One of the most important NASA research centers, Goddard Space Flight Center in Greenbelt, Maryland, announced about spectacular discovery made by Hitomi before March 26 incident. One of the onboard instrument, Soft X-ray Spectrometer (SXS-designed and manufactured in Goddard SFC) gathered first detailed data in history about Perseus galaxy cluster. Galaxy cluster is form of multiple celestial bodies formed in number of galaxies hold together by gravity force of dark hole. Perseus is 240 million light years away from Earth; space inside Perseus was known as filled with extremely hot gas with assumed temperature of 50000000°C. But nature, structure and dynamics of this gas were unknown because lack of appropriate instrument for measurements. SXS which was operating in X ray, was able to took detailed measurements of gas and transmit them to Earth. After analysis of gathered data it was discovered that in spite of great gravity inside Perseus gas dynamics seems to be low in deep space scale. Velocities are oscillating around 560000 km /h (comparing to millions of light years which are separating Earth from Perseus is in fact low value). During two and half day of observation SXS measured values inside designated squared zone in Perseus with dimensions of 195000 IAU x 195000 IAU ( to remind on light year is equal to 9 trillion kilometers). According to Brian McNamara, a professor of physics and astronomy at the University of Waterloo, gas inside Perseus is absorbing energy from dark hole very fast what results in its low velocity and motion: only 4% of gas inside patch was in turbulence. These data will improve knowledge on galaxy clusters and will help in future research on Milky Way. According to Brian McNamara:
“Hitomi’s Perseus observation tells us that we can probably weigh distant galaxy clusters to greater accuracy than we can weigh our own Milky Way galaxy.”

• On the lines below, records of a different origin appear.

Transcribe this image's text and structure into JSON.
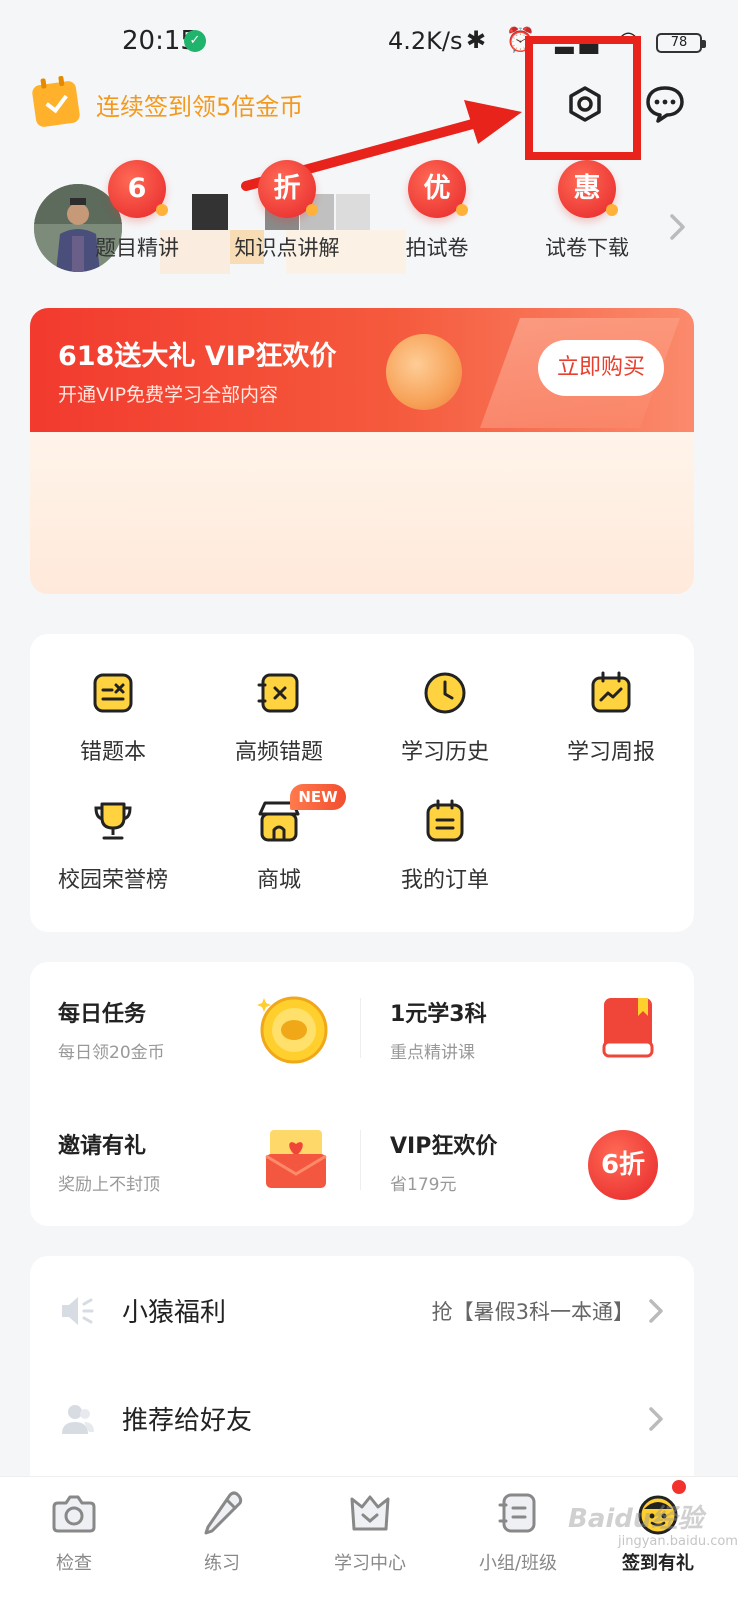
{
  "status_bar": {
    "time": "20:15",
    "network_speed": "4.2K/s",
    "icons": "✱ ⏰ ▂▄ ◠",
    "battery": "78"
  },
  "header": {
    "signin_text": "连续签到领5倍金币",
    "settings_icon": "gear-hexagon-icon",
    "message_icon": "chat-bubble-icon"
  },
  "vip_banner": {
    "title": "618送大礼 VIP狂欢价",
    "subtitle": "开通VIP免费学习全部内容",
    "buy_label": "立即购买",
    "features": [
      {
        "badge": "6",
        "label": "题目精讲"
      },
      {
        "badge": "折",
        "label": "知识点讲解"
      },
      {
        "badge": "优",
        "label": "拍试卷"
      },
      {
        "badge": "惠",
        "label": "试卷下载"
      }
    ]
  },
  "tools": {
    "items": [
      {
        "label": "错题本",
        "icon": "wrong-book-icon"
      },
      {
        "label": "高频错题",
        "icon": "frequent-errors-icon"
      },
      {
        "label": "学习历史",
        "icon": "clock-icon"
      },
      {
        "label": "学习周报",
        "icon": "weekly-report-icon"
      },
      {
        "label": "校园荣誉榜",
        "icon": "trophy-icon"
      },
      {
        "label": "商城",
        "icon": "shop-icon"
      },
      {
        "label": "我的订单",
        "icon": "order-icon"
      }
    ],
    "new_badge": "NEW"
  },
  "tasks": [
    {
      "title": "每日任务",
      "sub": "每日领20金币"
    },
    {
      "title": "1元学3科",
      "sub": "重点精讲课"
    },
    {
      "title": "邀请有礼",
      "sub": "奖励上不封顶"
    },
    {
      "title": "VIP狂欢价",
      "sub": "省179元",
      "badge": "6折"
    }
  ],
  "list": [
    {
      "label": "小猿福利",
      "right": "抢【暑假3科一本通】"
    },
    {
      "label": "推荐给好友",
      "right": ""
    }
  ],
  "bottom_nav": [
    {
      "label": "检查"
    },
    {
      "label": "练习"
    },
    {
      "label": "学习中心"
    },
    {
      "label": "小组/班级"
    },
    {
      "label": "签到有礼"
    }
  ],
  "watermark": {
    "main": "Baidu经验",
    "sub": "jingyan.baidu.com"
  },
  "colors": {
    "accent": "#f39a1e",
    "vip_red": "#f23a2e",
    "annotation": "#e8231b"
  }
}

Discovery of low dynamic of gas inside Perseus shows how promising was mission of Astro-H, if only during first month of mission such important scientific discovery was made. In spite of structure and dynamics of gas, data from SXS also helped in discovering composition of Perseus. Analysis of X ray spectrum showed presence of iron, nickel, chromium and manganese what indicates material of stars which exploded as supernovae in history of Perseus.
Discovering these facts was possible only with Hitomi satellite; of course this mission would be more helpful if would last assumed three years; it is sad truth that experience is necessary element of space exploration. The more we should look with great respect for JAXA enthusiasm for taking most ambitious challenges against the risks which this entails.